Oddly enough the company to finally pull it off is headquartered in the former British colony of India.
With its Range Rover Evoque, Tata Motors took the top prize as the Motor Trend SUV of the Year for 2012.
According to Motor Trend, “the Evoque hits all of the marks.”
So what exactly is Tata Motors? It may not be as familiar to you as General Motors (NYSE: GM), but someday it will be.
A fast growing newcomer, Tata Motors (NYSE: TTM) is becoming a global force in the auto, defense and commercial vehicle sectors.
Now it certainly doesn’t hurt that the local India market has a population approaching 1 billion people and that as these folks continue to move up the economic ladder they will be able to buy cars in greater quantities.
That’s a bonus for certain. But it’s not the entire story.
The truth is Tata is a leading builder of mass transportation vehicles (busses) in India as well as Spain, Brazil and South Korea.
Simply put, Tata is now a significant global player.
Tata Motors: Building a World Class Brand
Today, Tata Motors is selling into all emerging markets with a variety of models to meet every hopeful driver’s pocketbook. In fact, 19% of its Jaguar/Land Rover (JLR) sales came from the China region.
From the Nano, dubbed “the world’s cheapest car” at around $2500, to the new luxurious Range Rover, Tata has a car or SUV for every price point around the globe.
One key to the company’s success has been its ability to remain nimble as it has grown into a company with over $27 billion sales along with a $68 billion market cap.
For example, when Tata launched the Nano in 2009, it was sold as an affordable family car for the Indian market. Yet while Nano sales were solid, there were issues with the original model that were hampering its broad adoption.
To Tata’s credit, they revamped the car and quickly improved the build quality. The result is that Nano sales have now begun to grow steadily quarter after quarter.
It’s this kind of responsiveness from a major auto firm that has helped move Tata into the ranks of the world class auto manufacturers.
In fact, compared to the current run Tata is on, the comeback of the American automakers has been paltry by comparison.
What’s more Tata continues to grow its sales in the emerging markets, while the U.S. car builders are still trying to develop some traction for their products.
As for the stock, it has bounced around recently, but it’s been in a long-term uptrend for the last three years.
The Tata Motors Story
Tata’s roots go back to 1945 when it was a key player in building India’s military vehicles. Even today, it remains an important player in the defense sector.
This key relationship has created a solid revenue base since India prefers to develop its own defense systems instead of relying on outside contractors.
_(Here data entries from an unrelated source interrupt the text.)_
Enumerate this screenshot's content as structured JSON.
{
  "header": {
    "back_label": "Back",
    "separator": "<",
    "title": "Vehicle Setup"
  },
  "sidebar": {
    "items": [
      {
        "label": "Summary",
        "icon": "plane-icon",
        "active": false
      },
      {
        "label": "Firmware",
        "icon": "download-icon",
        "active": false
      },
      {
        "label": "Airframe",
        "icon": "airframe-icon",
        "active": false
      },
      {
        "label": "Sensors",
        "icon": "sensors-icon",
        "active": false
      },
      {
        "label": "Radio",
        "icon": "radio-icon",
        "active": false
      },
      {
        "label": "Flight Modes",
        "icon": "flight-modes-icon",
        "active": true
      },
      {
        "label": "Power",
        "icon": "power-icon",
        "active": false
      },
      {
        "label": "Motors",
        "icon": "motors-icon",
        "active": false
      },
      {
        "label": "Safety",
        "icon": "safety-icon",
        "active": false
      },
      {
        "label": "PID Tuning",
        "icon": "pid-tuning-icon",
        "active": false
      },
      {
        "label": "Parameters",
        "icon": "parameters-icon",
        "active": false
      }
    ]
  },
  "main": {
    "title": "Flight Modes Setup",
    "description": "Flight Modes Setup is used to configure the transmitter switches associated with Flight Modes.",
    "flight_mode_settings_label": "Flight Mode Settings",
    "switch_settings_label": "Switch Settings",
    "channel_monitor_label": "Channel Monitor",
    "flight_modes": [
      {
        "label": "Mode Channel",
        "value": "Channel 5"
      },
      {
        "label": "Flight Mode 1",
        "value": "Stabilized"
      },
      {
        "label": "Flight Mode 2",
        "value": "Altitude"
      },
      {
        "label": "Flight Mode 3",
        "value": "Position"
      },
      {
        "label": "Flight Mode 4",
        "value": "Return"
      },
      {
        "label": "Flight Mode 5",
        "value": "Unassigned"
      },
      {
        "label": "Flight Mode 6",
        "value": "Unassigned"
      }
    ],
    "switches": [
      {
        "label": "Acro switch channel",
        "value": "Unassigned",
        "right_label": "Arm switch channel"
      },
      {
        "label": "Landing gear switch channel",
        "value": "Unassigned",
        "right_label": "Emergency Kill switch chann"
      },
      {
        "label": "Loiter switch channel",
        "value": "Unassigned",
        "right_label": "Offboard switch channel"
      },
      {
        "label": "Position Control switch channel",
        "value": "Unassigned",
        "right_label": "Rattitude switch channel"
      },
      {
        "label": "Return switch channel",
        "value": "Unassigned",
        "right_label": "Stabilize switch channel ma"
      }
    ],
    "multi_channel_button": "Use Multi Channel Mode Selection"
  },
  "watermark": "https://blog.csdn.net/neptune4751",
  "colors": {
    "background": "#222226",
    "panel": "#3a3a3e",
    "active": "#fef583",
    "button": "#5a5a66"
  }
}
In the long run that’s good for Tata since India’s economic and military powers promise to keep growing.
But again, Tata is truly becoming an international brand.
Currently Tata Motors has operations in the UK, South Korea, Thailand, Spain and South Africa. What’s more, timely acquisitions have helped to open up new international markets.
For instance, Tata acquired the Daewoo Commercial Vehicles Company, South Korea’s second largest truck maker, in 2004. Today two-thirds of heavy commercial vehicle exports out of South Korea are from Tata Daewoo.
Other timely Tata acquisitions/deals include:
- A top Spanish bus and coach manufacturer, Hispano Carrocera, in 2009.
- A joint venture with the Brazil-based bus maker Marcopolo in 2006.
- And a joint venture with Thonburi Automotive Assembly Plant Company of Thailand to manufacture and market Tata’s Xenon diesel pickup trucks.
So with Tata you get a major player in India, China, South Korea, Brazil, Europe and Thailand. And it’s been around for almost 70 years.
That offers investors quite a combination for a great long-term, total return play. In this case, Tata is more than a just a bet on global growth. Like any world-class industrial company, Tata also kicks off a nice little dividend to keep shareholders happy through down cycles.
Tata’s dividend is now 2%, which is below the average dividend yield for the S&P 500 but offers more growth than many of its S&P counterparts. And it’s certainly better than buying Treasuries.
All things considered, Tata Motors is a great long-term buy up to $25 a share.